Filter for all changesets created by users listed in a) facebook_users.csv and b) apple_users.csv. Save the filtered data into the geopackage.

import pandas as pd

files = [
    "facebook_users.csv",
    "apple_users.csv"
]

for file in files:
    corporate_mappers_df = pd.read_csv(file)

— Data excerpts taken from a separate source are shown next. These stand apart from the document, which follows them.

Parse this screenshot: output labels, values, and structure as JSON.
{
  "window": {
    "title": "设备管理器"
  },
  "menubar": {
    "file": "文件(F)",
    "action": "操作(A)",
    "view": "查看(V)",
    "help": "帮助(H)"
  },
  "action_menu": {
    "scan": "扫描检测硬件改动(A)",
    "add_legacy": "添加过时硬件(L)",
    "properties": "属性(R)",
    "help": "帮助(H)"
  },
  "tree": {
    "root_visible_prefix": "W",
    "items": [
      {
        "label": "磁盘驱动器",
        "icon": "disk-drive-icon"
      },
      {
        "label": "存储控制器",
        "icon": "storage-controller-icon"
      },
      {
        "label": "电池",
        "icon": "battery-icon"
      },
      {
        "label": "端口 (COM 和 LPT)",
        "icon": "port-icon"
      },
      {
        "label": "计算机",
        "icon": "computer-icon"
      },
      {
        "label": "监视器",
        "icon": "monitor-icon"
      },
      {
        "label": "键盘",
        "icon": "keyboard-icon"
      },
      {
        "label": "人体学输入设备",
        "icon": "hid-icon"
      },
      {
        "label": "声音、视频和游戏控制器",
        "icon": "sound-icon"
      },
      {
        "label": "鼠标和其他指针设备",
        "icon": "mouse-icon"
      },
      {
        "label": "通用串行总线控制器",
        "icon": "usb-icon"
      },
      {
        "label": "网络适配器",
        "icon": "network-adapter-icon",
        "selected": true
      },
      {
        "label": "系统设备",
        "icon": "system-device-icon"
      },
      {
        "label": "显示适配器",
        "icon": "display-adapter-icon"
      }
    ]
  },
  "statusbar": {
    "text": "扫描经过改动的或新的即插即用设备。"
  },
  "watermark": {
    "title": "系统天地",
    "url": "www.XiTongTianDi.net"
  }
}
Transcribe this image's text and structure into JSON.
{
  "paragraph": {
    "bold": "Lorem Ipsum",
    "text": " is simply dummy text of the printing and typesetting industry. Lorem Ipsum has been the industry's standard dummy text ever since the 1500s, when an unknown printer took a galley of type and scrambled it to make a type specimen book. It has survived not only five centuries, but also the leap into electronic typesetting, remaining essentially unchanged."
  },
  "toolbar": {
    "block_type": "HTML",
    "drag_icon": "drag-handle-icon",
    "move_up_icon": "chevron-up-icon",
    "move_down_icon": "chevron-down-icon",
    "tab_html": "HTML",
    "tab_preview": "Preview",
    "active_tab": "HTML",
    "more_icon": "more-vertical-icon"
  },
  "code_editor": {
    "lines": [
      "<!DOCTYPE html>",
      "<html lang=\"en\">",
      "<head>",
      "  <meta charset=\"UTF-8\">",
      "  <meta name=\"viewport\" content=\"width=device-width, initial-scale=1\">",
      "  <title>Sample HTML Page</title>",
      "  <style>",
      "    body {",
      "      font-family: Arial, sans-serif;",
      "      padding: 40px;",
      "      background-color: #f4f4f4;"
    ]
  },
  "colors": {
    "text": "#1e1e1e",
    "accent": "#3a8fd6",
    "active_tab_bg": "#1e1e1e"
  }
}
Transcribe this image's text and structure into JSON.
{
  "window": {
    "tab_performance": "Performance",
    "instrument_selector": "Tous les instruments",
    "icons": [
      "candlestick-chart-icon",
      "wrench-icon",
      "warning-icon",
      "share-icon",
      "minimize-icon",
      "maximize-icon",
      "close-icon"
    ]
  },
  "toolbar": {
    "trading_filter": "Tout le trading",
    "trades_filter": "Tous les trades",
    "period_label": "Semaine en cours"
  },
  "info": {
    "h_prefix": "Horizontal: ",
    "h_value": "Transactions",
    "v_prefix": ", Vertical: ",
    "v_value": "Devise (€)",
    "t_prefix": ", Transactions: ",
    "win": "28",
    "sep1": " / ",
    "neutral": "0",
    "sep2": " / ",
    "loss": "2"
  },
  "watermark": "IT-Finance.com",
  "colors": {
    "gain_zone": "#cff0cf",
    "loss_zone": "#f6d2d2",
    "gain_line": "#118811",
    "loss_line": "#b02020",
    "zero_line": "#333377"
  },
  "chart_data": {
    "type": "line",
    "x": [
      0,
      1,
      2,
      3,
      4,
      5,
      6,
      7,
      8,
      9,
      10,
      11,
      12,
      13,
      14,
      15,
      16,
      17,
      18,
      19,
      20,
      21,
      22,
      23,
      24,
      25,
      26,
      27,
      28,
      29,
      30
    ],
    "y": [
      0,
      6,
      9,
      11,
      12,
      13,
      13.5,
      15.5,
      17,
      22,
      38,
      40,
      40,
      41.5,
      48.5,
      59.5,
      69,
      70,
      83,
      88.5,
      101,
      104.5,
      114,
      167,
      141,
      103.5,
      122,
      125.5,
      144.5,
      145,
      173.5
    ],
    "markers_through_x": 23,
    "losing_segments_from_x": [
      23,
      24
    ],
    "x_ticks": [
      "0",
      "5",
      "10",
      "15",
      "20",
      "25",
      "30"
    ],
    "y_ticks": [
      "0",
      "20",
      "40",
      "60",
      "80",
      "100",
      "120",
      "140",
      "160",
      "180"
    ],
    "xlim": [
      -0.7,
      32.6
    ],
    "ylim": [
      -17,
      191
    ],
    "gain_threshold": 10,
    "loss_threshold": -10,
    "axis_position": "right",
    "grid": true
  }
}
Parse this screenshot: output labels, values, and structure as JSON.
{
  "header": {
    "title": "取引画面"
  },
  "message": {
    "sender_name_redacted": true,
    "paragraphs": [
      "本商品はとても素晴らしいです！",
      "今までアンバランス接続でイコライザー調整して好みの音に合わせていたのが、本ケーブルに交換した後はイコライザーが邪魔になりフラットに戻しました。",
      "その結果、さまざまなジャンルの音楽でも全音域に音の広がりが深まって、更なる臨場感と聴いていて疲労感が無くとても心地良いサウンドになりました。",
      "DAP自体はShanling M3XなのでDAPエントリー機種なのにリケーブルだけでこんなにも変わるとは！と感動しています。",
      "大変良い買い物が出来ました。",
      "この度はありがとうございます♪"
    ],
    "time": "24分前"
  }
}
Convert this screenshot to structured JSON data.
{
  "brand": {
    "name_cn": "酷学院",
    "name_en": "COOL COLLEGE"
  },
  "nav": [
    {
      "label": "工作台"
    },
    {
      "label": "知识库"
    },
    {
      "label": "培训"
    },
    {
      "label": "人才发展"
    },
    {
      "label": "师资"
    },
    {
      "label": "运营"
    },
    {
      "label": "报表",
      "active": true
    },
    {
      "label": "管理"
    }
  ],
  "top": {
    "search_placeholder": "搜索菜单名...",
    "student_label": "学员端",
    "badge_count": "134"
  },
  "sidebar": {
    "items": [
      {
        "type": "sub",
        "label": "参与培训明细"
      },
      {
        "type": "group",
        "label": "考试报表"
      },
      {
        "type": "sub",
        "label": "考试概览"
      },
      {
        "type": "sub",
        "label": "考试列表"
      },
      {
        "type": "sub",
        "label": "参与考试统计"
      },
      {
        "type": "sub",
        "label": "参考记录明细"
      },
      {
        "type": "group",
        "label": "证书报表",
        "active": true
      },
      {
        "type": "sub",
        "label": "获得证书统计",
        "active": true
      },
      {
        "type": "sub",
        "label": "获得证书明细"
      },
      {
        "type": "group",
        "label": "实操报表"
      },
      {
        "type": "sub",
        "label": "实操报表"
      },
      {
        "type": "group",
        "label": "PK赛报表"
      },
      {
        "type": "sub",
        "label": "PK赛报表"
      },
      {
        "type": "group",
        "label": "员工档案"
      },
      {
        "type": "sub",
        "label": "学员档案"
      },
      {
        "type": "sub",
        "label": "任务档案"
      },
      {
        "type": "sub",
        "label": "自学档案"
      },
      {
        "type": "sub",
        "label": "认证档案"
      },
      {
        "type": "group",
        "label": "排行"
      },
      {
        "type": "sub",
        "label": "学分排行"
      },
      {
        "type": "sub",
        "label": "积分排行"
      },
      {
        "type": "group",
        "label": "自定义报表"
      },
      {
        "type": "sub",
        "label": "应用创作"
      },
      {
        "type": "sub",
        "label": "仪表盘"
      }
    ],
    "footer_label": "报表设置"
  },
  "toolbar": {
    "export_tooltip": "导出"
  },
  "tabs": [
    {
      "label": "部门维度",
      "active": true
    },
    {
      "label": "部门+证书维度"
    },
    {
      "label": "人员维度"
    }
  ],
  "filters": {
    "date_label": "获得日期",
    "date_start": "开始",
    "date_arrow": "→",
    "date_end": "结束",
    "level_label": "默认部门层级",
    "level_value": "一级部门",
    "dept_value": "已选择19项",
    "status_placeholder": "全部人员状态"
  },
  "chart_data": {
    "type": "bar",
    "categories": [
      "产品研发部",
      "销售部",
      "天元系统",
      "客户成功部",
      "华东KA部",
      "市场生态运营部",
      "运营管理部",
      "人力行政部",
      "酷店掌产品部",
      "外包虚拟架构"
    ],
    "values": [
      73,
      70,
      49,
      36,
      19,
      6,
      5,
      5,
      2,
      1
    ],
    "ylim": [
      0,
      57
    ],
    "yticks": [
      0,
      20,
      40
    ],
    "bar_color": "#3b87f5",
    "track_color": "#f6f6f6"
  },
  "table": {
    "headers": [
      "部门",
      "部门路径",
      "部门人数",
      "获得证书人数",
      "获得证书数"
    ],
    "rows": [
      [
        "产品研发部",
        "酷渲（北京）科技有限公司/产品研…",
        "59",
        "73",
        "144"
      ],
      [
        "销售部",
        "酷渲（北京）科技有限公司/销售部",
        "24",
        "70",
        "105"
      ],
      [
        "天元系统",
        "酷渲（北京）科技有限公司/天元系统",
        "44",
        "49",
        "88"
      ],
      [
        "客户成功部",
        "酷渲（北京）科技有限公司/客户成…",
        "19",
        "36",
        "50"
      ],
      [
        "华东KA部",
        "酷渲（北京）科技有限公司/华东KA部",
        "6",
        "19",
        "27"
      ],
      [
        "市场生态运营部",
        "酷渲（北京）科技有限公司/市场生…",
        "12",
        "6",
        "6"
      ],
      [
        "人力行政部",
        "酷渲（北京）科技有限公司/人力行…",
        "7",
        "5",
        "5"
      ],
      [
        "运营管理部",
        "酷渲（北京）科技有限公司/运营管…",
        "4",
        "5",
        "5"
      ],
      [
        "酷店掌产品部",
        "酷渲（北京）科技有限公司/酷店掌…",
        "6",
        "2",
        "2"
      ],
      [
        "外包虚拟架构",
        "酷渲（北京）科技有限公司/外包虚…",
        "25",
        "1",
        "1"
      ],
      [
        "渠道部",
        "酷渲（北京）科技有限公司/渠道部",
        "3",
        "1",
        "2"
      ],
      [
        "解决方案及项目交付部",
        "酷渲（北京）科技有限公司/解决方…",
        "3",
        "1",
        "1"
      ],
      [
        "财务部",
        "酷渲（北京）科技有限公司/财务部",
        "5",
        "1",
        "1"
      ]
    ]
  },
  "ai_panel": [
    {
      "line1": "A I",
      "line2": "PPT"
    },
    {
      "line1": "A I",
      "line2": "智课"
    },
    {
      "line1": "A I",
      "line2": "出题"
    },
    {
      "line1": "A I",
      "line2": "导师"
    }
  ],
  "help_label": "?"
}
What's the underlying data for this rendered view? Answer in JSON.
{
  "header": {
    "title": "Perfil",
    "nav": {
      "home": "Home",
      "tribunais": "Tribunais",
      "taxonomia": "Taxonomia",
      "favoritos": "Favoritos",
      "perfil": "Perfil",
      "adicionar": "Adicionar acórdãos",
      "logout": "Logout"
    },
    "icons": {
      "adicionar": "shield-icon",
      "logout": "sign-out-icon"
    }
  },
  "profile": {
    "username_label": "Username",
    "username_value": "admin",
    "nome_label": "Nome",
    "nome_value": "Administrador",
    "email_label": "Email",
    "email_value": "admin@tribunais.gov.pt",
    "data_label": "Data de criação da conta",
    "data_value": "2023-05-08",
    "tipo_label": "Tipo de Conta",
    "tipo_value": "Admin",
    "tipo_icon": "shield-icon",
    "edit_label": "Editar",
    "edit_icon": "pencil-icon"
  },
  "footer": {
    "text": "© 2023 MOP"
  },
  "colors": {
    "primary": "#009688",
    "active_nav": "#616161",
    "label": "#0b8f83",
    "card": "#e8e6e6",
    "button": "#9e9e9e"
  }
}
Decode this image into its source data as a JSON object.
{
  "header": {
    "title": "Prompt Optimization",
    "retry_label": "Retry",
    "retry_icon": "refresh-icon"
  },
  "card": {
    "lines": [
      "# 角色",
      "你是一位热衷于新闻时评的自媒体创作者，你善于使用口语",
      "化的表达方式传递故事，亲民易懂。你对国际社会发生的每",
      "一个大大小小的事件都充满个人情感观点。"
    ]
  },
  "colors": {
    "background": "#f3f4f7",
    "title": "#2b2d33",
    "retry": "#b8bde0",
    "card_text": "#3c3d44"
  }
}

    # filter by user_names defined in csv file
    df_filtered = df[
        df["user_name"].isin(corporate_mappers_df["user_name"])
    ]
    
    plt.scatter(
        df_filtered["geometry"].x,  # get x coordinate from geometry
        df_filtered["geometry"].y,  # get y coordinate from geometry
        alpha=0.01  # make sure to use a very low value here to avoid too much overplotting
    )
    plt.title(file)
    plt.show()

    #write filtered dataframe to geopackage
    df_filtered.to_file(
        "changesets.gpkg",
        layer="changesets_facebook_centroids",
        driver="GPKG"
    )

    display(f"{file}: {df_filtered['user_id'].nunique()}")
../../_images/27b2a09200beaeb415aa9b56edb92053b4362ceb7e19bbac2fd4bc56090a7441.png
'facebook_users.csv: 40'
../../_images/9e825e61b45a8daa2912057766e16f37a8c002e4c86822d539f58bfe15c6ad00.png
'apple_users.csv: 433'

4. Conclusion#

Obviously our analysis has been relatively simple here, since we did not look into what has actually been mapped. Nevertheless, looking at the metadata captured in changesets is often a good starting point to test assumptions. Often you will do a more detailed analysis using the actual OSM data (e.g. contributions) in a subsequent step when you know better what to look out for.